We can filter out non-numeric columns to focus on the numeric columns with plenty of valid data.

In [629]:
# specify the columns to be used
selected_features = ['loan_amnt', 'annual_inc', 'dti', 'int_rate']

# remove redundant context within the loan_status column. We just care if they defaulted or not.
df['loan_status'] = df['loan_status'].str.replace("Does not meet the credit policy. Status:", "", regex=False)

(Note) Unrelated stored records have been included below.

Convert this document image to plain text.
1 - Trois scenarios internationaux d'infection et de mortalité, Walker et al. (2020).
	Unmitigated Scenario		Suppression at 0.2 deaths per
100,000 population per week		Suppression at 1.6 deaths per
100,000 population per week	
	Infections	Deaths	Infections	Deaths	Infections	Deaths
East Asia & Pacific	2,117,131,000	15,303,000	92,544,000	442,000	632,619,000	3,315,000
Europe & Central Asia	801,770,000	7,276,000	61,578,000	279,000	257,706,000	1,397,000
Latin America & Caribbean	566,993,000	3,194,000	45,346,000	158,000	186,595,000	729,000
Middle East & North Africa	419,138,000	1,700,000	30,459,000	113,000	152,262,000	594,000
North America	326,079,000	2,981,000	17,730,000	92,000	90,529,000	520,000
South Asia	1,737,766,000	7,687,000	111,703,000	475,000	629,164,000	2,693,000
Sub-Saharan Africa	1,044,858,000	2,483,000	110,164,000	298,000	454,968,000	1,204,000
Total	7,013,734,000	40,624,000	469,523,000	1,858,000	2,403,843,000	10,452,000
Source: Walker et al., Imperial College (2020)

# defined function to convert loan_status to binary
def map_loan_status(status):
    if pd.isna(status):
        return np.nan
    return 1 if isinstance(status, str) and 'Fully Paid' in status else 0 # 1 for fully paid, 0 for charged off

# apply the encoding to the loan_status column
df['loan_status'] = df['loan_status'].apply(map_loan_status)

# drop rows with any NaN values in the selected features and loan_status
df_clean = df[selected_features + ['loan_status']].dropna()
df_clean





It was difficult to wrangle the 'loan_status' column to be binary, however, isolating the string text worked. 

In [630]:
# store dataFrame values in X and y
X_clean = df_clean[selected_features].copy()
y_clean = df_clean['loan_status']

# split data into training and test sets
X_train, X_test, y_train, y_test = train_test_split(
    X_clean, y_clean, test_size=0.2, random_state=42
)
# print unique values in the training and test sets to confirm the presence of predict labels.
print("Unique values in X_train:")
print(X_train.nunique())
print("\nUnique values in X_test:")
print(X_test.nunique())
print("\nUnique values in y_train:")
print(y_train.nunique())
print("\nUnique values in y_test:")
print(y_test.nunique())

# scale the features
scaler = StandardScaler()
X_train_scaled = scaler.fit_transform(X_train)
X_test_scaled = scaler.transform(X_test)

# train a KNN classifier
knn = KNeighborsClassifier(n_neighbors=3)
knn.fit(X_train_scaled, y_train)
y_pred = knn.predict(X_test_scaled)

# evaluate the model
accuracy = accuracy_score(y_test, y_pred)
print(f"\nKNN Model Accuracy: {accuracy:.4f}")
print(classification_report(y_test, y_pred))





Through clear data use and understanding, the model was fit and able to be evaluated.

## 8. Visualize your findings.

In [631]:
# call confusion matrix function
matrix = confusion_matrix(y_test, y_pred)

# plot the confusion matrix
plt.figure(figsize=(10, 7))
sns.heatmap(matrix, annot=True, fmt='d', cmap='Blues', xticklabels=['Predicted 0', 'Predicted 1'], yticklabels=['Actual 0', 'Actual 1'])
plt.title('Confusion Matrix')
plt.show()




### Interpretation
The model is heavily leaning towards predicting loans as fully paid inaccurately. This can be a huge impact to businesses because if you're categorizing loans as not risky by predicting them to be fully paid, that can expose your business to extensive losses through loan defaults. I believe based on the number of true negatives that there was an imbalance in the data set which led the model to automatically lean towards an outcome of fully paid if it was somewhere in the middle. Moving forward and building off this, analysts could look at oversampling or undersampling along with trying different models in addition to the KNN model.